If you look up my hometown on the web, the first photos you will see of the town are of this courthouse. It’s not because the courthouse defines the town, or the county, or in any way represents the vibe of the town. It’s because it’s the nicest building in the town. It is stately, an historical and architectural landmark, and with its solid sandstone structure it tells the visitor that this is a town that takes pride in its history – even if the courthouse is one of the last historical buildings – in a town that was founded in 1803 – left standing.
I grew up in this town – back then, in the 60s-mid-70s – it was more politically liberal with a population about two or three times larger than it has now. There were two industrial mills that supported most of the families who lived here, Armco Steel and Pullman Standard. It was the closing of Pullman Standard in the early 80s that started the downward slide of the town. My graduation class had around a 1000 graduates, this year the high school sent off around 425 to their futures. It was a great place to grow up back then. It was also a great place to put into the rearview mirror after high school graduation.
As a kid, we were given thought experiments, conjuring up images of what our town might look like in the far future of next century – the century we are in now. I always pictured the town to be the same, but better. Shinier. I always thought that the town would progress with science and technology, move along into our Jetsons and Star Trek future.
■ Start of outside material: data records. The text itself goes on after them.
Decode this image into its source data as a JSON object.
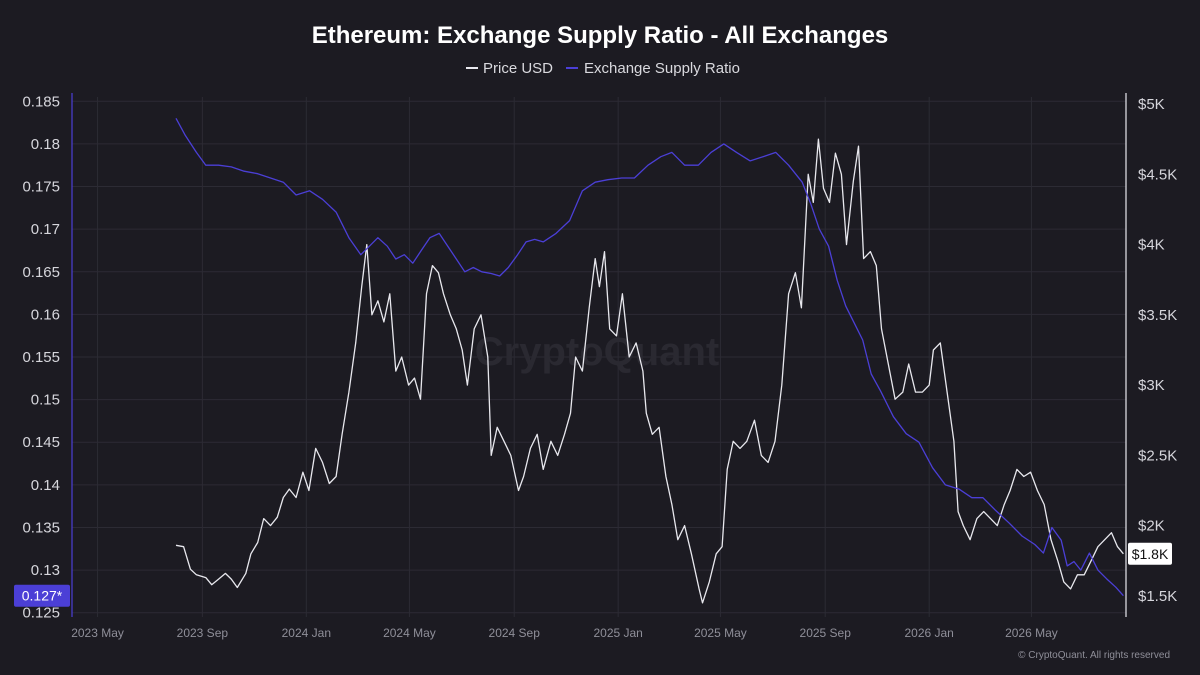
{
  "chart_data": {
    "type": "line",
    "title": "Ethereum: Exchange Supply Ratio - All Exchanges",
    "legend": [
      "Price USD",
      "Exchange Supply Ratio"
    ],
    "legend_placement": "top-center",
    "grid": true,
    "watermark": "CryptoQuant",
    "copyright": "© CryptoQuant. All rights reserved",
    "colors": {
      "background": "#1c1b22",
      "price": "#e8e8ee",
      "ratio": "#4b3fd6",
      "grid": "#2c2b34",
      "badge_left": "#4b3fd6",
      "badge_right": "#ffffff"
    },
    "x_axis": {
      "ticks": [
        "2023 May",
        "2023 Sep",
        "2024 Jan",
        "2024 May",
        "2024 Sep",
        "2025 Jan",
        "2025 May",
        "2025 Sep",
        "2026 Jan",
        "2026 May"
      ],
      "range": [
        "2023-04-01",
        "2026-08-20"
      ]
    },
    "y_left": {
      "ticks": [
        "0.125",
        "0.13",
        "0.135",
        "0.14",
        "0.145",
        "0.15",
        "0.155",
        "0.16",
        "0.165",
        "0.17",
        "0.175",
        "0.18",
        "0.185"
      ],
      "range": [
        0.1245,
        0.1855
      ],
      "last_value_label": "0.127*"
    },
    "y_right": {
      "ticks": [
        "$1.5K",
        "$2K",
        "$2.5K",
        "$3K",
        "$3.5K",
        "$4K",
        "$4.5K",
        "$5K"
      ],
      "range": [
        1350,
        5050
      ],
      "last_value_label": "$1.8K"
    },
    "series": [
      {
        "name": "Price USD",
        "axis": "right",
        "points": [
          [
            "2023-08-01",
            1860
          ],
          [
            "2023-08-10",
            1850
          ],
          [
            "2023-08-18",
            1690
          ],
          [
            "2023-08-25",
            1650
          ],
          [
            "2023-09-05",
            1630
          ],
          [
            "2023-09-12",
            1580
          ],
          [
            "2023-09-20",
            1620
          ],
          [
            "2023-09-28",
            1660
          ],
          [
            "2023-10-05",
            1620
          ],
          [
            "2023-10-12",
            1560
          ],
          [
            "2023-10-22",
            1660
          ],
          [
            "2023-10-28",
            1800
          ],
          [
            "2023-11-05",
            1880
          ],
          [
            "2023-11-12",
            2050
          ],
          [
            "2023-11-20",
            2000
          ],
          [
            "2023-11-28",
            2060
          ],
          [
            "2023-12-05",
            2200
          ],
          [
            "2023-12-12",
            2260
          ],
          [
            "2023-12-20",
            2200
          ],
          [
            "2023-12-28",
            2380
          ],
          [
            "2024-01-04",
            2250
          ],
          [
            "2024-01-12",
            2550
          ],
          [
            "2024-01-20",
            2450
          ],
          [
            "2024-01-28",
            2300
          ],
          [
            "2024-02-05",
            2350
          ],
          [
            "2024-02-12",
            2650
          ],
          [
            "2024-02-20",
            2950
          ],
          [
            "2024-02-28",
            3300
          ],
          [
            "2024-03-06",
            3700
          ],
          [
            "2024-03-12",
            4000
          ],
          [
            "2024-03-18",
            3500
          ],
          [
            "2024-03-25",
            3600
          ],
          [
            "2024-04-01",
            3450
          ],
          [
            "2024-04-08",
            3650
          ],
          [
            "2024-04-15",
            3100
          ],
          [
            "2024-04-22",
            3200
          ],
          [
            "2024-04-30",
            3000
          ],
          [
            "2024-05-07",
            3050
          ],
          [
            "2024-05-14",
            2900
          ],
          [
            "2024-05-21",
            3650
          ],
          [
            "2024-05-28",
            3850
          ],
          [
            "2024-06-04",
            3800
          ],
          [
            "2024-06-10",
            3650
          ],
          [
            "2024-06-18",
            3500
          ],
          [
            "2024-06-25",
            3400
          ],
          [
            "2024-07-02",
            3250
          ],
          [
            "2024-07-08",
            3000
          ],
          [
            "2024-07-16",
            3400
          ],
          [
            "2024-07-24",
            3500
          ],
          [
            "2024-08-01",
            3200
          ],
          [
            "2024-08-05",
            2500
          ],
          [
            "2024-08-12",
            2700
          ],
          [
            "2024-08-20",
            2600
          ],
          [
            "2024-08-28",
            2500
          ],
          [
            "2024-09-06",
            2250
          ],
          [
            "2024-09-12",
            2350
          ],
          [
            "2024-09-20",
            2550
          ],
          [
            "2024-09-28",
            2650
          ],
          [
            "2024-10-05",
            2400
          ],
          [
            "2024-10-14",
            2600
          ],
          [
            "2024-10-22",
            2500
          ],
          [
            "2024-10-30",
            2650
          ],
          [
            "2024-11-06",
            2800
          ],
          [
            "2024-11-12",
            3200
          ],
          [
            "2024-11-20",
            3100
          ],
          [
            "2024-11-28",
            3550
          ],
          [
            "2024-12-05",
            3900
          ],
          [
            "2024-12-10",
            3700
          ],
          [
            "2024-12-16",
            3950
          ],
          [
            "2024-12-22",
            3400
          ],
          [
            "2024-12-30",
            3350
          ],
          [
            "2025-01-06",
            3650
          ],
          [
            "2025-01-14",
            3200
          ],
          [
            "2025-01-22",
            3300
          ],
          [
            "2025-01-30",
            3100
          ],
          [
            "2025-02-03",
            2800
          ],
          [
            "2025-02-10",
            2650
          ],
          [
            "2025-02-18",
            2700
          ],
          [
            "2025-02-26",
            2350
          ],
          [
            "2025-03-05",
            2150
          ],
          [
            "2025-03-12",
            1900
          ],
          [
            "2025-03-20",
            2000
          ],
          [
            "2025-03-28",
            1800
          ],
          [
            "2025-04-06",
            1550
          ],
          [
            "2025-04-10",
            1450
          ],
          [
            "2025-04-18",
            1600
          ],
          [
            "2025-04-26",
            1800
          ],
          [
            "2025-05-03",
            1850
          ],
          [
            "2025-05-09",
            2400
          ],
          [
            "2025-05-16",
            2600
          ],
          [
            "2025-05-24",
            2550
          ],
          [
            "2025-06-01",
            2600
          ],
          [
            "2025-06-10",
            2750
          ],
          [
            "2025-06-18",
            2500
          ],
          [
            "2025-06-26",
            2450
          ],
          [
            "2025-07-04",
            2600
          ],
          [
            "2025-07-12",
            3000
          ],
          [
            "2025-07-20",
            3650
          ],
          [
            "2025-07-28",
            3800
          ],
          [
            "2025-08-04",
            3550
          ],
          [
            "2025-08-12",
            4500
          ],
          [
            "2025-08-18",
            4300
          ],
          [
            "2025-08-24",
            4750
          ],
          [
            "2025-08-30",
            4400
          ],
          [
            "2025-09-06",
            4300
          ],
          [
            "2025-09-13",
            4650
          ],
          [
            "2025-09-20",
            4500
          ],
          [
            "2025-09-26",
            4000
          ],
          [
            "2025-10-04",
            4450
          ],
          [
            "2025-10-10",
            4700
          ],
          [
            "2025-10-16",
            3900
          ],
          [
            "2025-10-24",
            3950
          ],
          [
            "2025-10-31",
            3850
          ],
          [
            "2025-11-06",
            3400
          ],
          [
            "2025-11-14",
            3150
          ],
          [
            "2025-11-22",
            2900
          ],
          [
            "2025-12-01",
            2950
          ],
          [
            "2025-12-08",
            3150
          ],
          [
            "2025-12-16",
            2950
          ],
          [
            "2025-12-24",
            2950
          ],
          [
            "2026-01-01",
            3000
          ],
          [
            "2026-01-06",
            3250
          ],
          [
            "2026-01-14",
            3300
          ],
          [
            "2026-01-22",
            2950
          ],
          [
            "2026-01-30",
            2600
          ],
          [
            "2026-02-04",
            2100
          ],
          [
            "2026-02-10",
            2000
          ],
          [
            "2026-02-18",
            1900
          ],
          [
            "2026-02-26",
            2050
          ],
          [
            "2026-03-06",
            2100
          ],
          [
            "2026-03-14",
            2050
          ],
          [
            "2026-03-22",
            2000
          ],
          [
            "2026-03-30",
            2150
          ],
          [
            "2026-04-06",
            2250
          ],
          [
            "2026-04-14",
            2400
          ],
          [
            "2026-04-22",
            2350
          ],
          [
            "2026-04-30",
            2380
          ],
          [
            "2026-05-08",
            2250
          ],
          [
            "2026-05-16",
            2150
          ],
          [
            "2026-05-24",
            1900
          ],
          [
            "2026-06-01",
            1750
          ],
          [
            "2026-06-08",
            1600
          ],
          [
            "2026-06-16",
            1550
          ],
          [
            "2026-06-24",
            1650
          ],
          [
            "2026-07-02",
            1650
          ],
          [
            "2026-07-10",
            1750
          ],
          [
            "2026-07-18",
            1850
          ],
          [
            "2026-07-26",
            1900
          ],
          [
            "2026-08-03",
            1950
          ],
          [
            "2026-08-10",
            1850
          ],
          [
            "2026-08-17",
            1800
          ]
        ]
      },
      {
        "name": "Exchange Supply Ratio",
        "axis": "left",
        "points": [
          [
            "2023-08-01",
            0.183
          ],
          [
            "2023-08-12",
            0.181
          ],
          [
            "2023-08-25",
            0.179
          ],
          [
            "2023-09-05",
            0.1775
          ],
          [
            "2023-09-20",
            0.1775
          ],
          [
            "2023-10-05",
            0.1773
          ],
          [
            "2023-10-20",
            0.1768
          ],
          [
            "2023-11-05",
            0.1765
          ],
          [
            "2023-11-20",
            0.176
          ],
          [
            "2023-12-05",
            0.1755
          ],
          [
            "2023-12-20",
            0.174
          ],
          [
            "2024-01-05",
            0.1745
          ],
          [
            "2024-01-20",
            0.1735
          ],
          [
            "2024-02-05",
            0.172
          ],
          [
            "2024-02-20",
            0.169
          ],
          [
            "2024-03-05",
            0.167
          ],
          [
            "2024-03-15",
            0.168
          ],
          [
            "2024-03-25",
            0.169
          ],
          [
            "2024-04-05",
            0.168
          ],
          [
            "2024-04-15",
            0.1665
          ],
          [
            "2024-04-25",
            0.167
          ],
          [
            "2024-05-05",
            0.166
          ],
          [
            "2024-05-15",
            0.1675
          ],
          [
            "2024-05-25",
            0.169
          ],
          [
            "2024-06-05",
            0.1695
          ],
          [
            "2024-06-15",
            0.168
          ],
          [
            "2024-06-25",
            0.1665
          ],
          [
            "2024-07-05",
            0.165
          ],
          [
            "2024-07-15",
            0.1655
          ],
          [
            "2024-07-25",
            0.165
          ],
          [
            "2024-08-05",
            0.1648
          ],
          [
            "2024-08-15",
            0.1645
          ],
          [
            "2024-08-25",
            0.1655
          ],
          [
            "2024-09-05",
            0.167
          ],
          [
            "2024-09-15",
            0.1685
          ],
          [
            "2024-09-25",
            0.1688
          ],
          [
            "2024-10-05",
            0.1685
          ],
          [
            "2024-10-20",
            0.1695
          ],
          [
            "2024-11-05",
            0.171
          ],
          [
            "2024-11-20",
            0.1745
          ],
          [
            "2024-12-05",
            0.1755
          ],
          [
            "2024-12-20",
            0.1758
          ],
          [
            "2025-01-05",
            0.176
          ],
          [
            "2025-01-20",
            0.176
          ],
          [
            "2025-02-05",
            0.1775
          ],
          [
            "2025-02-20",
            0.1785
          ],
          [
            "2025-03-05",
            0.179
          ],
          [
            "2025-03-20",
            0.1775
          ],
          [
            "2025-04-05",
            0.1775
          ],
          [
            "2025-04-20",
            0.179
          ],
          [
            "2025-05-05",
            0.18
          ],
          [
            "2025-05-20",
            0.179
          ],
          [
            "2025-06-05",
            0.178
          ],
          [
            "2025-06-20",
            0.1785
          ],
          [
            "2025-07-05",
            0.179
          ],
          [
            "2025-07-20",
            0.1775
          ],
          [
            "2025-08-05",
            0.1755
          ],
          [
            "2025-08-15",
            0.173
          ],
          [
            "2025-08-25",
            0.17
          ],
          [
            "2025-09-05",
            0.168
          ],
          [
            "2025-09-15",
            0.164
          ],
          [
            "2025-09-25",
            0.161
          ],
          [
            "2025-10-05",
            0.159
          ],
          [
            "2025-10-15",
            0.157
          ],
          [
            "2025-10-25",
            0.153
          ],
          [
            "2025-11-05",
            0.151
          ],
          [
            "2025-11-20",
            0.148
          ],
          [
            "2025-12-05",
            0.146
          ],
          [
            "2025-12-20",
            0.145
          ],
          [
            "2026-01-05",
            0.142
          ],
          [
            "2026-01-20",
            0.14
          ],
          [
            "2026-02-05",
            0.1395
          ],
          [
            "2026-02-20",
            0.1385
          ],
          [
            "2026-03-05",
            0.1385
          ],
          [
            "2026-03-20",
            0.137
          ],
          [
            "2026-04-05",
            0.1355
          ],
          [
            "2026-04-20",
            0.134
          ],
          [
            "2026-05-05",
            0.133
          ],
          [
            "2026-05-15",
            0.132
          ],
          [
            "2026-05-25",
            0.135
          ],
          [
            "2026-06-05",
            0.1335
          ],
          [
            "2026-06-12",
            0.1305
          ],
          [
            "2026-06-20",
            0.131
          ],
          [
            "2026-06-28",
            0.13
          ],
          [
            "2026-07-08",
            0.132
          ],
          [
            "2026-07-18",
            0.13
          ],
          [
            "2026-07-28",
            0.129
          ],
          [
            "2026-08-08",
            0.128
          ],
          [
            "2026-08-17",
            0.127
          ]
        ]
      }
    ]
  }
}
I thought that in the very least, it would be a suburb of Pittsburgh, or at least a commuter town. That maybe the old Woolworths, with its lunch counter, would transform into a modern stylish shopping establishment with multiple floors added onto it, instead of the asphalt parking lot it became. But it’s now 2022 and there is no sign of that future here. Butler is still a country bumpkin, speckled with drug addicts and empty store fronts.
I spent a couple of days exploring the old Main Street while I was back home on family business. It has probably been almost thirty years since I spent any real time here. As I repeated many of my steps that I took as a kid, trying to remember what this or that empty storefront used to be, and being surprised at the number of stores that were still in business – like the Book Nook, Cummings, where we used to go for real cherry cokes, the Penn Theater that no one has the stamina to reopen or the heart to tear down, and Miller’s Shoes – I wondered if the town ever was what I remembered it to be. Crowded on weekends with shoppers by day, and cars cruising Main Street by night. Hot summer nights hanging out in front of The Hut, waiting for friends to show up, or going to the Tuesday night neighborhood nights held at the town’s neighborhood elementary school playgrounds. It was a life full of friends and family, some who still live here.
I still have hope the town will pull itself up by its bootstraps and make something of itself. Because I’m an outsider now, that’s very condescending of me to say. It’s a valid observation though. It is what it is.